Pessimism aside, the weekend in Venice has given me a great deal to digest, both gastronomically and mentally. Though I feel like the our experience in Venice has been defined by the eternal search for affordable food, I'm also at a loss of words to describe the experiences along the way to our overpriced pastas. I feel like I'm living in a black-and-white film right now, so colorful were the Venetian streets and people. The contrast of a 3-foot wide "street" to the enormous space of Piazza San Marco (the only landmark anybody was capable of finding, because Venetian streets defy map-reading abilities). The toddlers dressed up as pandas and ducklings, passed out in strollers by the day's end. The "Free Willy" music (as Monica dubbed it) that boomed out over Piazza Roma and through the streets. The smell of seaweed and the sound of shifting water. The constant sound of glass bottles being kicked through the streets, over voices in a dozen languages.

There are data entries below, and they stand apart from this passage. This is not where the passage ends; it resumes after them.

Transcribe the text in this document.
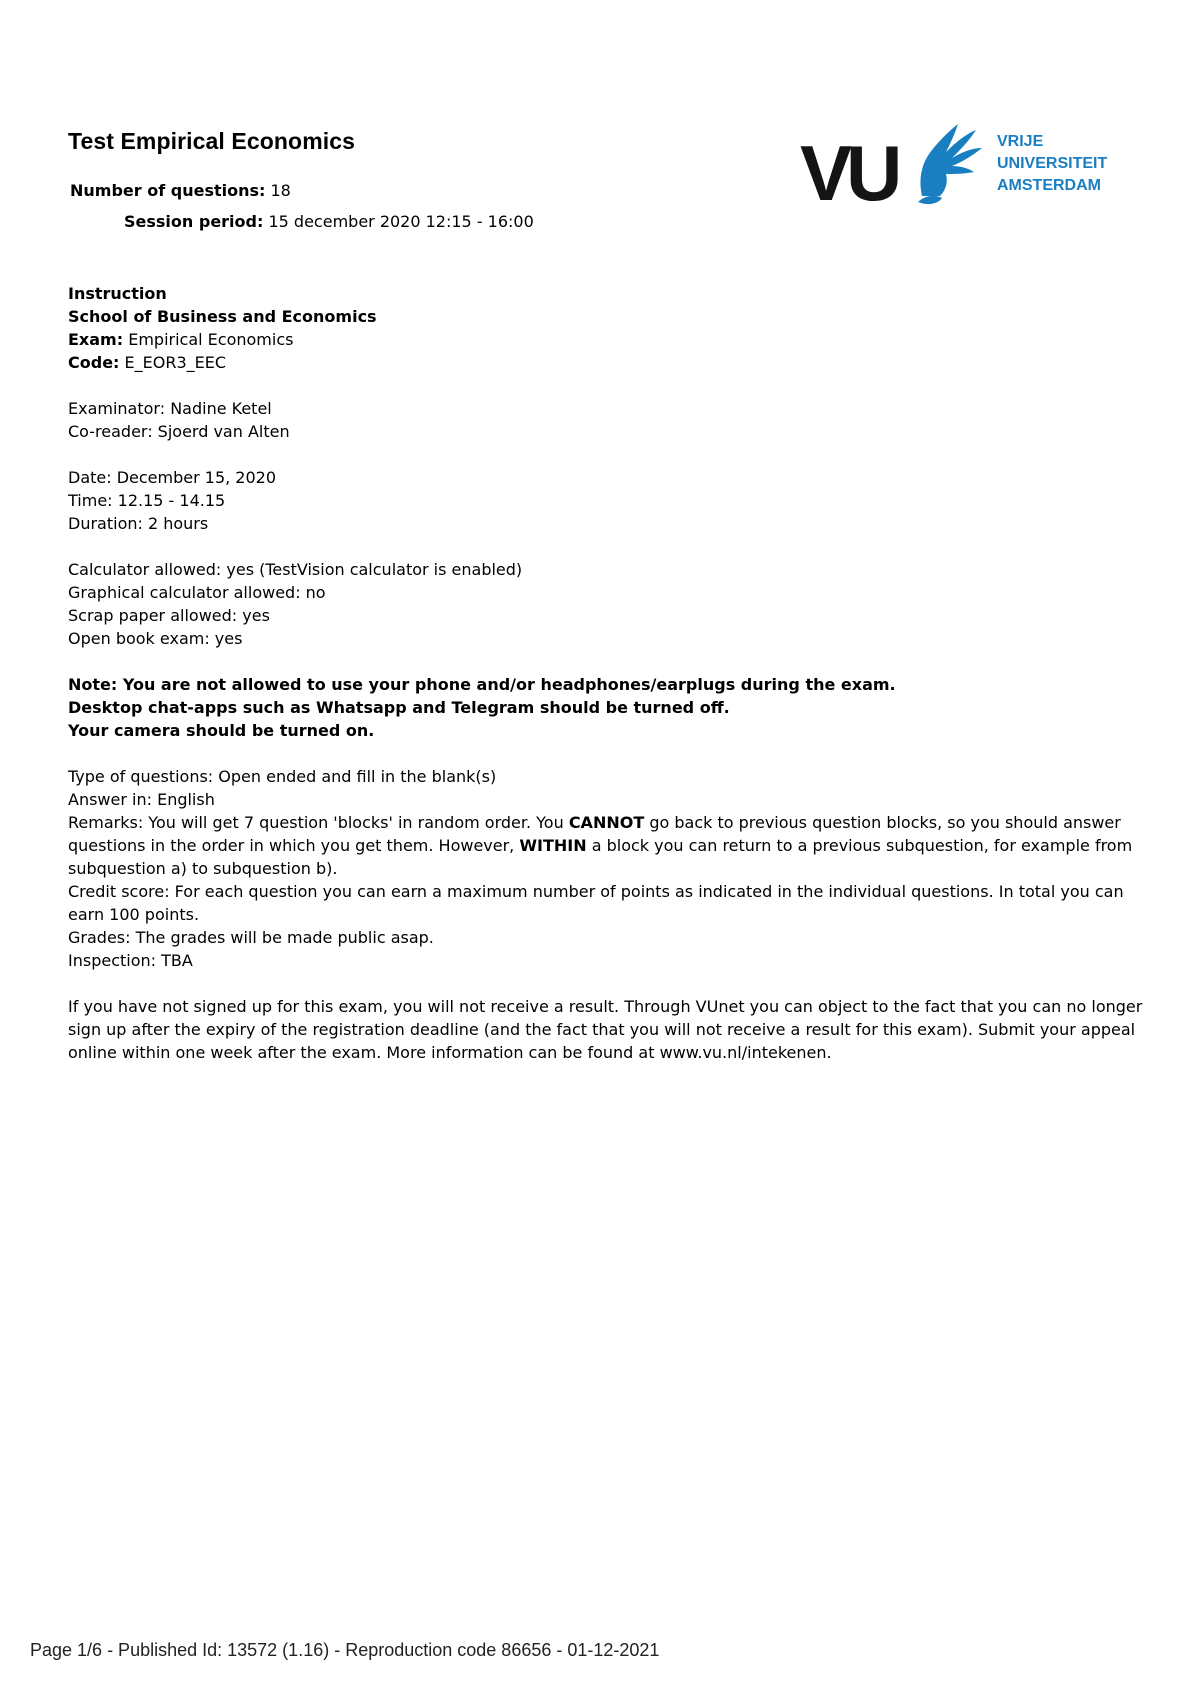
Test Empirical Economics
Number of questions: 18
Session period: 15 december 2020 12:15 - 16:00
VU	VRIJE
UNIVERSITEIT
AMSTERDAM

Instruction

School of Business and Economics

Exam: Empirical Economics

Code: E_EOR3_EEC

Examinator: Nadine Ketel

Co-reader: Sjoerd van Alten

Date: December 15, 2020

Time: 12.15 - 14.15

Duration: 2 hours

Calculator allowed: yes (TestVision calculator is enabled)

Graphical calculator allowed: no

Scrap paper allowed: yes

Open book exam: yes

Note: You are not allowed to use your phone and/or headphones/earplugs during the exam.

Desktop chat-apps such as Whatsapp and Telegram should be turned off.

Your camera should be turned on.

Type of questions: Open ended and fill in the blank(s)

Answer in: English

Remarks: You will get 7 question 'blocks' in random order. You CANNOT go back to previous question blocks, so you should answer questions in the order in which you get them. However, WITHIN a block you can return to a previous subquestion, for example from subquestion a) to subquestion b).

Credit score: For each question you can earn a maximum number of points as indicated in the individual questions. In total you can earn 100 points.

Grades: The grades will be made public asap.

Inspection: TBA

If you have not signed up for this exam, you will not receive a result. Through VUnet you can object to the fact that you can no longer sign up after the expiry of the registration deadline (and the fact that you will not receive a result for this exam). Submit your appeal online within one week after the exam. More information can be found at www.vu.nl/intekenen.

Page 1/6 - Published Id: 13572 (1.16) - Reproduction code 86656 - 01-12-2021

And yes, despite the overwhelming stimuli that crowded all five senses, I still feel as if I'm coming up a bit short in class. After meeting with Jana, I realized that I'd been pushing myself in directions contrary to my artistic interests, and that going with what I'm comfortable with is no bad thing. I think I'm going to continue playing with making gestural ink paintings of the different Annunciations—in addition to the idea of gesture and human interaction in this subject matter, I also got interested in the contrast between the stiffness of early painting and the movement in a quick ink wash. What I'm doing, in the most general sense is taking an ornate painting, wrought with detail and weeks of labor, and reducing (or elevating?) it to a gestural rendition of dark/light, created in minutes on a flimsy piece of paper.
As midterms draw even nearer, I hope that sticking to this idea and exploring its potential will yield some sort of result before I find my head on the chopper. Hopefully it won't degenerate into a frantic search for "something, anything," because it freaking sucks to be committed to an art project you're not actually interested in. Fingers crossed....
....and photos uploaded.
ps. In an effort to relate the title of the blogpost to the actual blogpost, I will mention that wearing a backless dress and light jacket in February, in a city on the ocean, is Bad News Bears.